Choroba Leśniowskiego- Crohna dotyczy przede wszystkim młodych Polaków. Dane wskazują, że aż 70% pacjentów w momencie jej rozpoznania jest w wieku poniżej 35 roku życia. – Konieczne jest więc spojrzenie na tą grupę chorych z perspektywy inwestycji w optymalną opiekę zdrowotną, bo w kontekście kosztów bezpośrednich i pośrednich generowanych przez tę chorobę to się opłaca –mówi dr Jakub Gierczyński ekspert z Instytutu Zarządzania w Ochronie Zdrowia Uczelni Łazarskiego. Dostęp do skutecznych terapii wydaje się więc kluczowy.
Życie w cieniu choroby
Ukazanie problemu choroby Leśniowskiego- Crohna w kontekście kosztów ponoszonych bezpośrednio i pośrednio przez pacjentów to cele najnowszej kampanii „Wyzwania Crohn”, której inicjatorem jest Instytut Praw Pacjenta i Edukacji Zdrowotnej (www.ilekosztujecrohn.pl). Codzienność pacjenta z Crohnem to ciągłe bóle brzucha i „przywiązanie” do toalety. Chorzy podkreślają, że choroba eliminuje ich z życia zawodowego, rodzinnego czy społecznego. Każdego dnia ponoszą olbrzymie koszty psychiczne i emocjonalne związane z chorobą i wykluczeniem społecznym. Rezygnują z marzeń, wycofują się w cień, zamykając w domach. W skrajnych przypadkach tracą rodziny lub nie chcą ich zakładać. Z raportu Uczelni Łazarskiego wynika, że co roku przybywa młodych rencistów z chorobą Leśniowskiego- Crohna, a aż 63% osób, którym w wystawiono choć jedno zaświadczenie lekarskie z powodu tej choroby to osoby w przedziale wieku 20-39 lat. Absencje z powodu choroby oraz utrudniona praca w wyniku związanych z nią dolegliwości zmniejszają szanse rozwoju osobistego, zawodowego i społecznego.
Cztery razy w roku
Ewa Soboń – Kosarz ze Stowarzyszenia „Łódzcy Zapaleńcy” mówi, że największy problem jest wtedy, kiedy leki przestają działać, a chorzy wiedzą, że są już zarejestrowane nowe skuteczne, ale w Polsce wciąż nie refundowane. - Lek, który jest skuteczny w zaawansowanym stadium choroby jest dla nas niedostępny. Chorzy muszą poddać się okaleczającej operacji z wyłonieniem stomii koniecznej do pozbywania się treści jelita na zewnątrz do specjalnych woreczków – mówi Monika Leder Janowska wiceprezes „Łódzkich Zapaleńców.”

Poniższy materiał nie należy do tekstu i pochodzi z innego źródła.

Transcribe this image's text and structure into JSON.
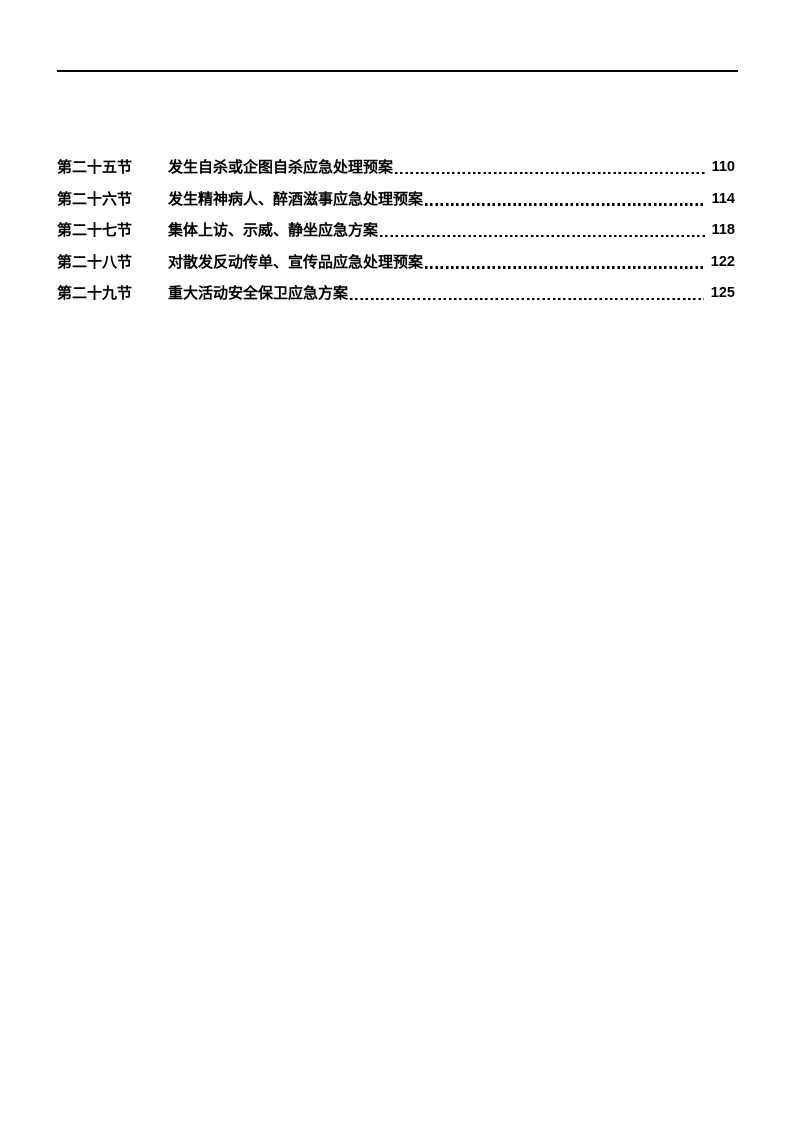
{
  "page": {
    "background_color": "#ffffff",
    "text_color": "#000000",
    "header_rule_color": "#000000"
  },
  "toc": {
    "entries": [
      {
        "section": "第二十五节",
        "title": "发生自杀或企图自杀应急处理预案",
        "page": "110"
      },
      {
        "section": "第二十六节",
        "title": "发生精神病人、醉酒滋事应急处理预案",
        "page": "114"
      },
      {
        "section": "第二十七节",
        "title": "集体上访、示威、静坐应急方案",
        "page": "118"
      },
      {
        "section": "第二十八节",
        "title": "对散发反动传单、宣传品应急处理预案",
        "page": "122"
      },
      {
        "section": "第二十九节",
        "title": "重大活动安全保卫应急方案",
        "page": "125"
      }
    ]
  }
}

Niestety, u całkiem sporej grupy chorych organizm nie odpowiada na żaden dotychczas stosowany sposób leczenia. W przypadkach opornych na dostępne leki biologiczne (tj. inhibitory TNFα) skuteczny okazał się lek biologiczny podawany tylko 4 razy w roku. Jest dobrze tolerowany przez pacjentów, a terapia pozwala na szybszy powrót do normalnego życia i ogranicza koszty pośrednie. – Nowy lek wskazany jest dla tych pacjentów, którzy utracili odpowiedź na leki anty TNF-α, czyli dla takich, dla których nie mamy już żadnej propozycji nie jest dostępny. Jest on w trakcie oceny, więc być może sytuacja się poprawi - mówi prof. Grażyna Rydzewska, prezes Polskiego Towarzystwa Gastroenterologii. - Mamy pełne przekonanie, że gdyby pacjenci mieli dostęp do takiej terapii, mogliby pracować, korzystać z życia i zakładać rodziny – dodaje.
Leczenie się opłaca
Pierwszy raport Instytutu Praw Pacjenta i Edukacji Zdrowotnej „Flaki Rozrabiaki” z 2016 r. mówił, że aktywnych zawodowo osób z chorobą Leśniowskiego - Crohna było tylko 60 %, 12 % przebywało na rencie, a choroba utrudniała pracę 20 %. Najnowsze dane ZUS za 2017 r. to 128 tysięcy dni zwolnień lekarskich z powodu tej choroby. - I problem w tym, że te osoby mogłyby nie być na zwolnieniach, gdyby były skutecznie leczone – mówi Jakub Gierczyński. Według raportu "Koszty bezpośrednie i pośrednie ponoszone przez pacjentów z chorobą Leśniowskiego-Crohna" PEX PharmaSequence z 2018 r., w chorobie zaawansowanej pacjent dopłaca do leczenia około 2500 zł. - Jeśli doliczymy utratę produktywności na poziomie 3500 zł rocznie i przemnożymy przez populację chorych, to mamy stratę gospodarczą Polski na około 40 mln zł. To jest argument dla płatnika – mówi Gierczyński. Łączna roczna wartość utraconej produktywności chorych na chorobę Leśniowskiego-Crohna wynosi około 140 mln zł rocznie, tymczasem na leczenie tej choroby NFZ przeznaczył w 2015 r. dwa razy mniej - 70 mln zł.